2023-05-31 09:02:25
“It’s an attempt at sabotage.” Valérie Verdier, president and managing director of the Institute of Research for Development (IRD), one of the founding structures of the Institut Hospitalo-Universitaire (IHU) Méditerranée Infection, said at the mention of the study on the efficacy of hydroxychloroquine, which was made public on April 4 by Professor Didier Raoult. Like Eric Berton, president of Aix-Marseille Université (AMU), and François Crémieux, director general of the Marseille University Hospitals (AP-HM), both members of the IHU’s board of directors, she saw the online publication, in preprint, of this analysis co-authored by several of the institute’s top executives as a “bad move.” “It sets us back a step, at a time when we’re all trying to restore the IHU’s scientific legitimacy,” said Berton. Crémieux added, “The fact is that everything Didier Raoult says continues to be associated with the institute.”
Nine months following he stepped down as director of the Fondation Méditerranée Infection, the IHU’s parent organization, and the decision by the French National Agency for Drug Safety (ANSM) to ban all clinical research at the institute he was piloting, following an initial inspection in 2022, the retired Raoult is still present. “A bandaid,” said one researcher. More like a thorn, whose presence painfully stings those who had hoped to see him quickly fade away.

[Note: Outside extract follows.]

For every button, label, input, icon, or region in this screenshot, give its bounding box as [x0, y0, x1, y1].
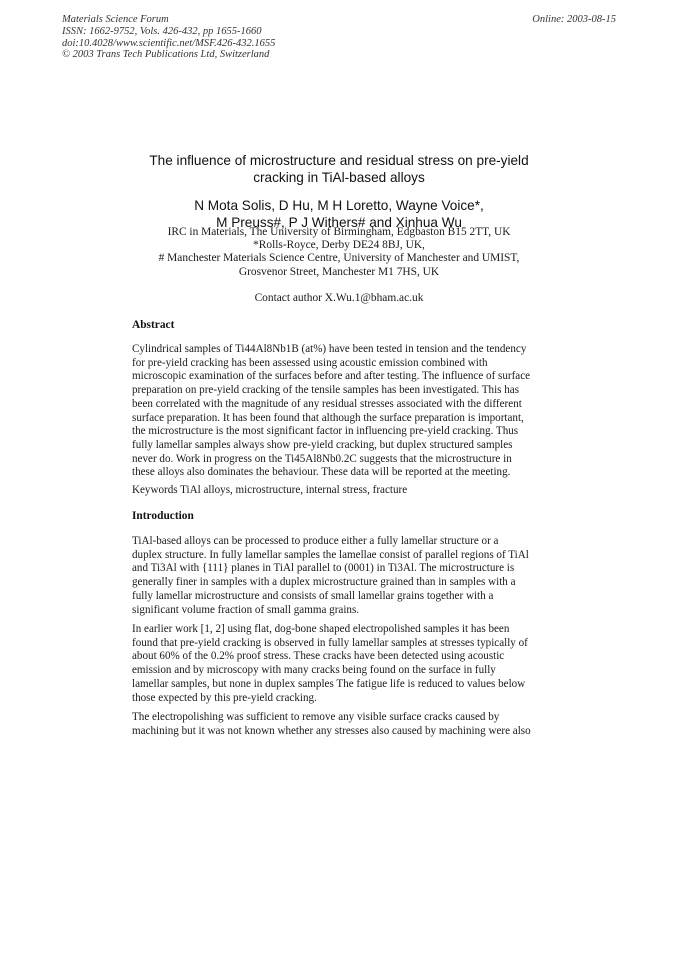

On Wednesday, May 24, as he does almost every day, the media-savvy doctor and microbiologist entered the IHU elevator. The access code to the fourth floor, the management floor, had not changed. The only difference for him was that his office was no longer on the right, but on the left as you exit the elevator. “A table in a workroom,” said Pierre-Edouard Fournier, who took over on September 1, 2022, and assured that he has no control over his predecessor’s situation.
Professor emeritus thanks to the Grand Prix awarded by the French National Institute of Health and Medical Research (INSERM) in 2010, Raoult has access to the IHU whenever he wants. And he doesn’t hold back from doing so, monitoring the work of his two latest Ph.D. students and working for the Japanese group Hitachi on the adaptation of electron microscopes to microbiology. There was no obligation to provide him with an office. But nobody offered an alternative. Especially not the university, which doesn’t want to be accused of extending the professor’s lease on one of its sites. “He is present, but his internal impact has become almost nil,” said Crémieux.